Lors de son intervention dimanche soir, Barack Obama a révélé avoir été mis au courant par son équipe de renseignement en août dernier de la possibilité d'une piste menant à Ben Laden. "Il a fallu plusieurs mois pour remonter ce fil. J'ai rencontré mon équipe de sécurité nationale à de nombreuses reprises pour développer davantage de renseignements relatifs à une localisation de Ben Laden dans un complexe de bâtiments en plein coeur du Pakistan", a ajouté Barack Obama.
"Et finalement, la semaine dernière, j'ai déterminé que nous avions suffisamment de renseignements pour agir, et ai autorisé une opération destinée à capturer Oussama Ben Laden et à le présenter devant la justice", a encore dit le président américain.
"Aujourd'hui (dimanche), les Etats-Unis ont lancé une opération ciblée contre ce complexe au Pakistan. Une petite équipe d'Américains l'a menée avec un courage et une habileté extraordinaires", a indiqué Barack Obama. "Après un échange de coups de feu, ils ont tué Oussama Ben Laden et ont récupéré son corps", a dit le président américain.
agences/lan
LE TWEET QUI A FAIT LA GLOIRE D'UN PAKISTANAIS
Un consultant en informatique d'Abbottabad au Pakistan est devenu sans le vouloir une star d'internet lundi, après avoir à son insu relaté en direct sur Twitter le raid américain qui a tué Oussama Ben Laden.
Sohaid Athar, qui twitte sous le nom de "ReallyVirtual", a commencé par envoyer des messages rédigés sur le ton de la plaisanterie pour se plaindre des nuisances sonores provoquées par un bruit d'hélicoptères inhabituellement matinal.
"Va-t-en hélicoptère avant que je ne sorte ma tapette géante", a-t-il twitté avant toute une série de messages décrivant en temps réel le souffle d'une puissante explosion, le crash d'un hélicoptère, l'agonie d'une famille, le bouclage du quartier et les militaires perquisitionnant chaque maison.
Direct sur le raid
Ce n'est qu'après qu'il a fait le lien entre ce remue-ménage dans son quartier et l'annonce par le président américain Barack Obama de la mort de Ben Laden dans un raid militaire ciblé contre une villa d'Abbottabad. "Oups, maintenant je suis le type qui a blogué en direct sur le raid contre Oussama sans le savoir", a-t-il lancé.

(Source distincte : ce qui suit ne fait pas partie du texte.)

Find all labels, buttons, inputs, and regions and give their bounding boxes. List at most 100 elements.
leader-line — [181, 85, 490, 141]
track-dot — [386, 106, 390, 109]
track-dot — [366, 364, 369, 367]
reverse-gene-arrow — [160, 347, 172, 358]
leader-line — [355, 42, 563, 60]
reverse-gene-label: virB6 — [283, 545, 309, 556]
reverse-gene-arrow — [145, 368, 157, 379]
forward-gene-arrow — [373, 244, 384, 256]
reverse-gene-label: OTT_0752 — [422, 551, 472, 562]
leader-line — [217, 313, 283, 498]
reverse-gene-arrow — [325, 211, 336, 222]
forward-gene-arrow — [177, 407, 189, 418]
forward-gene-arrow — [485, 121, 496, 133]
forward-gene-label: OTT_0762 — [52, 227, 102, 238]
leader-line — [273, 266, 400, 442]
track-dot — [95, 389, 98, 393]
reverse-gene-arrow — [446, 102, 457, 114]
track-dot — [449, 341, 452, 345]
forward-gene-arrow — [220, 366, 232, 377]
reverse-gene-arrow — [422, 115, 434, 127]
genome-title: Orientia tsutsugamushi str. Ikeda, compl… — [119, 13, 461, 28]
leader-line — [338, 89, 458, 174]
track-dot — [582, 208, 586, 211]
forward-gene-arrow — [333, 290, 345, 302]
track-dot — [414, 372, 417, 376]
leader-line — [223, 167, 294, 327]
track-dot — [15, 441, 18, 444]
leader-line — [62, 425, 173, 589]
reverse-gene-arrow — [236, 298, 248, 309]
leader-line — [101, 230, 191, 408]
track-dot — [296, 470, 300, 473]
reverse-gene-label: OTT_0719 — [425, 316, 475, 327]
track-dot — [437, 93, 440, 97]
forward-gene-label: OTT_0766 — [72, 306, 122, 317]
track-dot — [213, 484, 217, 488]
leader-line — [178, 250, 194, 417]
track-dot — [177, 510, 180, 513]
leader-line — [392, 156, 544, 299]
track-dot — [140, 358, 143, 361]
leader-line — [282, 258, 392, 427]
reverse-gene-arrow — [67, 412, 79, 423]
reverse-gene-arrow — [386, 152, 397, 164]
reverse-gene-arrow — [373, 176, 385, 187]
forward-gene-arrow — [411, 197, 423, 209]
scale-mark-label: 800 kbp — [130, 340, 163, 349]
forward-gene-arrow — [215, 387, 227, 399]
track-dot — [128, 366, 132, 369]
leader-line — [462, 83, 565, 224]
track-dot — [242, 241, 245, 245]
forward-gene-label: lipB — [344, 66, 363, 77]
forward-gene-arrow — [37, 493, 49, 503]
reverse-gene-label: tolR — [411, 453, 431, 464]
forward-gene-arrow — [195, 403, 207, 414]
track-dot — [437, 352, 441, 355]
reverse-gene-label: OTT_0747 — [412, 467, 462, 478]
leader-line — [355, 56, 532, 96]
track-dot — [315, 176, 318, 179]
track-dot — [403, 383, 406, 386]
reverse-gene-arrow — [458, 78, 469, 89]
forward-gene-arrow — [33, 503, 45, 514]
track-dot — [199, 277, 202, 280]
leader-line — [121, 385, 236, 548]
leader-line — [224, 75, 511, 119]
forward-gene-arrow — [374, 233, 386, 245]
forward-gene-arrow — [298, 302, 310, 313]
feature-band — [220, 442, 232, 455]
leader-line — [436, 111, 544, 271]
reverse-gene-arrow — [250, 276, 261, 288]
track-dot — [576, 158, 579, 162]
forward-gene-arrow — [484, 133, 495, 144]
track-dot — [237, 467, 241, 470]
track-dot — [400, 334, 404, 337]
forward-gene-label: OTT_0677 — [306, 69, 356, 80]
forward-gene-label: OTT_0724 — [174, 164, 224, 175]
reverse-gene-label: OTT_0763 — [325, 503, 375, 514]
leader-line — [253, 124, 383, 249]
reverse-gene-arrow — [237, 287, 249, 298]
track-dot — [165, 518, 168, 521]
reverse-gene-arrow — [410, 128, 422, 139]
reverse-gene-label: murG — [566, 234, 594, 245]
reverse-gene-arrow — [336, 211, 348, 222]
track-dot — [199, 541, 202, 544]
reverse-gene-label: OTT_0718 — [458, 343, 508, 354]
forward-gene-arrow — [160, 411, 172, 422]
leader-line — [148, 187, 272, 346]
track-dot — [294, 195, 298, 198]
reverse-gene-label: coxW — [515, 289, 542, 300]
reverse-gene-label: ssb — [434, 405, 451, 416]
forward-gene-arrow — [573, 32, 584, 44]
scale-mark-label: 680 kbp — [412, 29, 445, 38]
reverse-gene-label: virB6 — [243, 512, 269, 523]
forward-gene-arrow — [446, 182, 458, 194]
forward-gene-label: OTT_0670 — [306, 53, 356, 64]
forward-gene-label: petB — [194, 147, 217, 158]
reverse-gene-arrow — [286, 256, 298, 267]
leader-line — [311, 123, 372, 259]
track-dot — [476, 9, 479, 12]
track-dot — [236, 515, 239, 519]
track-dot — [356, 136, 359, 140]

Le consultant pakistanais, dont les messages ont été soigneusement relayés par d'autres usagers de Twitter, a été ensuite assailli de courriels et de demandes d'interview par les médias. Le nombre de personnes inscrites pour suivre les messages qu'il envoie sur son compte a explosé à plus de 15'000.
"Les gens ici n'utilisent pas Twitter parce qu'ils ne se rendent pas compte de l'attention que cela peut recevoir", a commenté Athar, qui se décrit lui-même comme un simple utilisateur sans signe particulier, sauf d'avoir été réveillé quand le raid a été déclenché.
Le cliché du cadavre de Ben Laden était un faux
La photo représentant le visage tuméfié d'un homme présenté comme étant Oussama Ben Laden, diffusée lundi par les télévisions pakistanaises et reprise dans le monde entier, était un faux, ont admis les médias pakistanais qui l'ont retirée de l'antenne.
Plusieurs chaînes privées avaient affiché la photo en précisant cependant qu'elles ne pouvaient certifier qu'il s'agissait du chef d'Al-Qaïda. "C'était en fait une fausse photo, elle avait déjà circulé sur internet en 2009", a expliqué à l'AFP Rana Jawad, le chef du bureau d'Islamabad de Geo TV, la chaîne la plus populaire du Pakistan.
"Nous avions indiqué en la diffusant qu'elle ne pouvait pour l'heure être authentifiée, nous avons pu ensuite vérifier et nous l'avons retirée de l'antenne", a-t-il conclu. Toutes les autres chaînes l'ont également fait disparaître de leurs écrans. Elle montrait le visage ensanglanté et partiellement défiguré d'un homme arborant une barbe noire hirsute.